The number of incidents in the Straits of Malacca and Singapore (SOMS) during the 1st Quarter of 2015 has doubled compared to the same period in 2014, Asia’s piracy watchdog ReCAAP Information Sharing Center said in its quarterly report.
During January-March 2015, a total of 19 incidents were reported in SOMS, highest among the 5-year period.
However, only one incident was reported in the Malacca Strait which involved the siphoning of fuel/oil from product tanker, Lapin. Incidents reported in the Singapore Strait were relatively less severe in nature.
The overall number of incidents reported during January-March of 2015 has increased to 38 from the lowest of 29 incidents reported during the same period in 2013.
Of the 38 incidents, four were incidence of piracy and 34 were robberies onboard ships. Of concern was the number of most severe incidents of siphoning of ship fuel/oil; and the increasing number of incidents (mainly petty theft in nature) in the SOMS and at some ports and anchorages in Vietnam.
Overall, according to the report, there has been an 18% increase in the number of incidents in Asia.
“This is largely attributed to the increase in incidents reported in the SOMS and at ports and anchorages in Vietnam. However, the situation at Indonesian ports and anchorages continued to improve during January-March 2015 as the number of incidents decreased to four cases compared to 14 reported during the same period in 2014,” ReCAAP ISC said.
Majority (83%) of the incidents reported no injury sustained by crew or there was no report that crew was injured. About 63% of the incidents involved crew either not armed or there were no reports on whether they were armed. Of the 35 incidents, three incidents (8%) reported that the perpetrators were armed with knives and guns; and 10 incidents (29%) reported the perpetrators armed with knives or machetes.

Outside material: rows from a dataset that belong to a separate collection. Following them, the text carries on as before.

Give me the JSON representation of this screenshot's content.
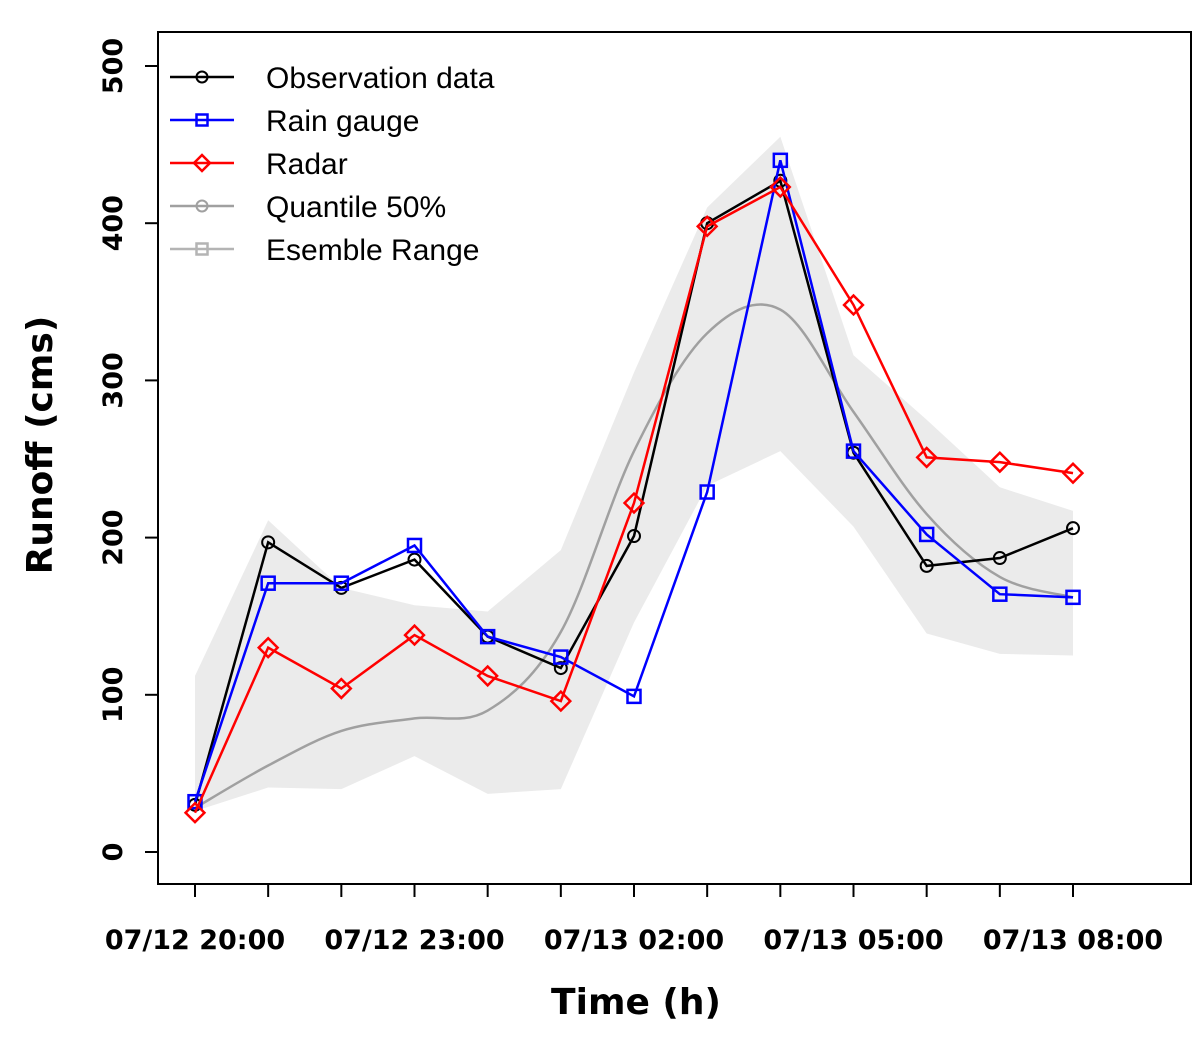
{
  "chart_data": {
    "type": "line",
    "title": "",
    "xlabel": "Time (h)",
    "ylabel": "Runoff (cms)",
    "ylim": [
      0,
      500
    ],
    "yticks": [
      0,
      100,
      200,
      300,
      400,
      500
    ],
    "x": [
      0,
      1,
      2,
      3,
      4,
      5,
      6,
      7,
      8,
      9,
      10,
      11,
      12
    ],
    "xticks": [
      {
        "x": 0,
        "label": "07/12 20:00"
      },
      {
        "x": 3,
        "label": "07/12 23:00"
      },
      {
        "x": 6,
        "label": "07/13 02:00"
      },
      {
        "x": 9,
        "label": "07/13 05:00"
      },
      {
        "x": 12,
        "label": "07/13 08:00"
      }
    ],
    "series": [
      {
        "name": "Observation data",
        "color": "#000000",
        "marker": "circle",
        "values": [
          30,
          197,
          168,
          186,
          137,
          117,
          201,
          400,
          427,
          254,
          182,
          187,
          206
        ]
      },
      {
        "name": "Rain gauge",
        "color": "#0000ff",
        "marker": "square",
        "values": [
          32,
          171,
          171,
          195,
          137,
          124,
          99,
          229,
          440,
          255,
          202,
          164,
          162
        ]
      },
      {
        "name": "Radar",
        "color": "#ff0000",
        "marker": "diamond",
        "values": [
          25,
          130,
          104,
          138,
          112,
          96,
          222,
          398,
          423,
          348,
          251,
          248,
          241
        ]
      },
      {
        "name": "Quantile 50%",
        "color": "#a0a0a0",
        "marker": "circle",
        "values": [
          28,
          55,
          77,
          85,
          90,
          140,
          255,
          330,
          345,
          280,
          215,
          175,
          162
        ]
      }
    ],
    "range": {
      "name": "Esemble Range",
      "color": "#ebebeb",
      "marker": "square",
      "upper": [
        112,
        211,
        168,
        157,
        153,
        192,
        305,
        410,
        455,
        316,
        275,
        232,
        217
      ],
      "lower": [
        26,
        41,
        40,
        61,
        37,
        40,
        146,
        233,
        255,
        207,
        139,
        126,
        125
      ]
    },
    "legend": {
      "position": "top-left",
      "entries": [
        "Observation data",
        "Rain gauge",
        "Radar",
        "Quantile 50%",
        "Esemble Range"
      ]
    }
  }
}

However, looking at the broader picture ReCAAP said that there has been an improvement in the situation of piracy and armed robbery against ships in the South Asian region as the number of incidents fell to its lowest among the five-year period (January-March of 2011-2015).
Possible reasons attributing to the improvement are efforts and presence of enforcement agencies in the region and precautionary measures exercised by the master and crew. Nevertheless, the number of incidents reported in the Southeast Asian region in January-March 2015 was highest among the five-year reporting period.
The ReCAAP ISC urged the littoral States to step up surveillance; and ship masters and crew to exercise enhanced vigilance when their ships were underway in the straits.
The piracy watchdog also encouraged ship owners and masters to report all incidents/ suspicious activities to the nearest coastal State immediately, and the relevant authorities to respond by dispatching their patrol assets to the location of the incident.